Closer to home, the Irish Republic traditionally banned all sorts of things disapproved of by the Vatican – including Brave New World, for general immorality, as late as 1932. (Amazingly, this and Animal Farm remained forbidden into the 1950s in freedom-loving Australia.) It was W.H. Smith's rather than Parliament that halted UK sales of Michael Moorcock's uninhibited, subversive New Worlds magazine in 1968. In the early 1990s, Manchester police came down heavily on David Britton's satirical, deliberately offensive anti-Nazi fantasy Lord Horror, with the odd legal result that the novel was saved from a destruction order in 1992 while the graphic novel stayed banned. Books are for adults, but comics are for kids who must at all costs be protected.

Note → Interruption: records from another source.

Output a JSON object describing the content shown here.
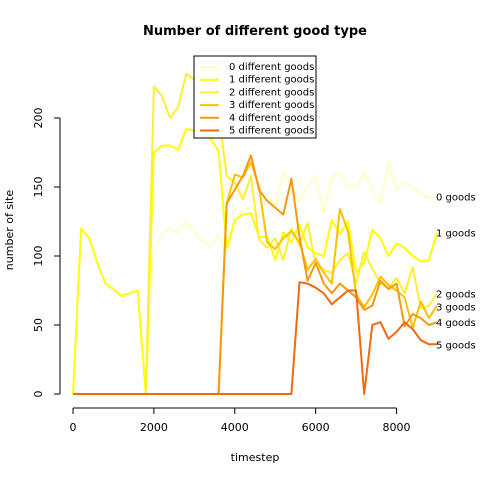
{
  "chart_data": {
    "type": "line",
    "title": "Number of different good type",
    "xlabel": "timestep",
    "ylabel": "number of site",
    "xlim": [
      0,
      9000
    ],
    "ylim": [
      0,
      200
    ],
    "xticks": [
      0,
      2000,
      4000,
      6000,
      8000
    ],
    "yticks": [
      0,
      50,
      100,
      150,
      200
    ],
    "grid": false,
    "legend": "top-center",
    "series": [
      {
        "name": "0 different goods",
        "end_label": "0 goods",
        "color": "#FFFFC8",
        "x": [
          0,
          200,
          400,
          600,
          800,
          1000,
          1200,
          1400,
          1600,
          1800,
          2000,
          2200,
          2400,
          2600,
          2800,
          3000,
          3200,
          3400,
          3600,
          3800,
          4000,
          4200,
          4400,
          4600,
          4800,
          5000,
          5200,
          5400,
          5600,
          5800,
          6000,
          6200,
          6400,
          6600,
          6800,
          7000,
          7200,
          7400,
          7600,
          7800,
          8000,
          8200,
          8400,
          8600,
          8800,
          9000
        ],
        "values": [
          0,
          0,
          0,
          0,
          0,
          0,
          0,
          0,
          0,
          0,
          105,
          115,
          120,
          117,
          125,
          118,
          110,
          107,
          115,
          102,
          125,
          133,
          135,
          130,
          145,
          135,
          160,
          152,
          140,
          150,
          158,
          132,
          157,
          160,
          150,
          150,
          160,
          148,
          138,
          168,
          148,
          153,
          150,
          145,
          142,
          143
        ]
      },
      {
        "name": "1 different goods",
        "end_label": "1 goods",
        "color": "#FFFF00",
        "x": [
          0,
          200,
          400,
          600,
          800,
          1000,
          1200,
          1400,
          1600,
          1800,
          2000,
          2200,
          2400,
          2600,
          2800,
          3000,
          3200,
          3400,
          3600,
          3800,
          4000,
          4200,
          4400,
          4600,
          4800,
          5000,
          5200,
          5400,
          5600,
          5800,
          6000,
          6200,
          6400,
          6600,
          6800,
          7000,
          7200,
          7400,
          7600,
          7800,
          8000,
          8200,
          8400,
          8600,
          8800,
          9000
        ],
        "values": [
          0,
          120,
          113,
          95,
          80,
          76,
          71,
          73,
          75,
          0,
          175,
          180,
          180,
          177,
          192,
          191,
          187,
          185,
          176,
          106,
          126,
          130,
          131,
          114,
          114,
          97,
          117,
          110,
          123,
          106,
          102,
          100,
          126,
          116,
          125,
          88,
          95,
          119,
          113,
          100,
          109,
          106,
          100,
          96,
          97,
          117
        ]
      },
      {
        "name": "2 different goods",
        "end_label": "2 goods",
        "color": "#FFEE33",
        "x": [
          0,
          1800,
          2000,
          2200,
          2400,
          2600,
          2800,
          3000,
          3200,
          3400,
          3600,
          3800,
          4000,
          4200,
          4400,
          4600,
          4800,
          5000,
          5200,
          5400,
          5600,
          5800,
          6000,
          6200,
          6400,
          6600,
          6800,
          7000,
          7200,
          7400,
          7600,
          7800,
          8000,
          8200,
          8400,
          8600,
          8800,
          9000
        ],
        "values": [
          0,
          0,
          223,
          216,
          200,
          208,
          232,
          228,
          205,
          196,
          204,
          158,
          153,
          141,
          158,
          112,
          106,
          113,
          97,
          120,
          108,
          124,
          93,
          90,
          88,
          97,
          102,
          80,
          103,
          91,
          80,
          77,
          84,
          73,
          92,
          62,
          64,
          73
        ]
      },
      {
        "name": "3 different goods",
        "end_label": "3 goods",
        "color": "#FFC000",
        "x": [
          0,
          3600,
          3800,
          4000,
          4200,
          4400,
          4600,
          4800,
          5000,
          5200,
          5400,
          5600,
          5800,
          6000,
          6200,
          6400,
          6600,
          6800,
          7000,
          7200,
          7400,
          7600,
          7800,
          8000,
          8200,
          8400,
          8600,
          8800,
          9000
        ],
        "values": [
          0,
          0,
          138,
          159,
          157,
          168,
          150,
          110,
          105,
          113,
          118,
          110,
          90,
          98,
          88,
          80,
          134,
          118,
          72,
          63,
          72,
          85,
          79,
          75,
          70,
          48,
          67,
          55,
          64
        ]
      },
      {
        "name": "4 different goods",
        "end_label": "4 goods",
        "color": "#F59A10",
        "x": [
          0,
          3600,
          3800,
          4000,
          4200,
          4400,
          4600,
          4800,
          5000,
          5200,
          5400,
          5600,
          5800,
          6000,
          6200,
          6400,
          6600,
          6800,
          7000,
          7200,
          7400,
          7600,
          7800,
          8000,
          8200,
          8400,
          8600,
          8800,
          9000
        ],
        "values": [
          0,
          0,
          138,
          148,
          158,
          173,
          148,
          140,
          135,
          130,
          156,
          114,
          82,
          95,
          80,
          73,
          80,
          75,
          70,
          61,
          64,
          82,
          76,
          80,
          49,
          58,
          55,
          50,
          52
        ]
      },
      {
        "name": "5 different goods",
        "end_label": "5 goods",
        "color": "#F06A10",
        "x": [
          0,
          5400,
          5600,
          5800,
          6000,
          6200,
          6400,
          6600,
          6800,
          7000,
          7200,
          7400,
          7600,
          7800,
          8000,
          8200,
          8400,
          8600,
          8800,
          9000
        ],
        "values": [
          0,
          0,
          81,
          80,
          77,
          73,
          65,
          70,
          75,
          75,
          0,
          50,
          52,
          40,
          45,
          52,
          47,
          39,
          36,
          36
        ]
      }
    ]
  }
}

Censors usually end up looking silly in the clear hindsight of history. A splendid example is the late Spike Milligan's surreal post-nuclear-war stage comedy The Bed-Sitting Room, written with John Antrobus and later made into a cult movie. It launched in 1963, when that dread court official the Lord Chamberlain could still shut down British theatres for staging unapproved plays.
For decades, Milligan treasured the Lord Chamberlain's official letter, on embossed royal notepaper, approving The Bed-Sitting Room if certain changes were made. It begins boringly: "Omit the name of the Prime Minister: no representation of his voice is allowed." Next, Milligan was told to delete the words "clockwork Virgin Mary made in Hong Kong, whistles the twist." Next, "Omit reference to the Royal Family ..."
The Chamberlain droned on: "The mock priest must not wear a crucifix on his snorkel." "Omit 'crap' substitute 'Jazz'." More lines were chopped, from "We've just consummated our marriage ..." to "The Duke of Edinburgh is a wow with Greek dishes." The final demands: "Omit '... the perversions of the rubber ...'. Substitute '... the kreurpels and blinges of the rubber'. Omit the chamber pot under bed."
And that, readers, is how the British public was protected from the SF drama of Spike Milligan.
David Langford wrote "****" here once, but SFX substituted asterisks.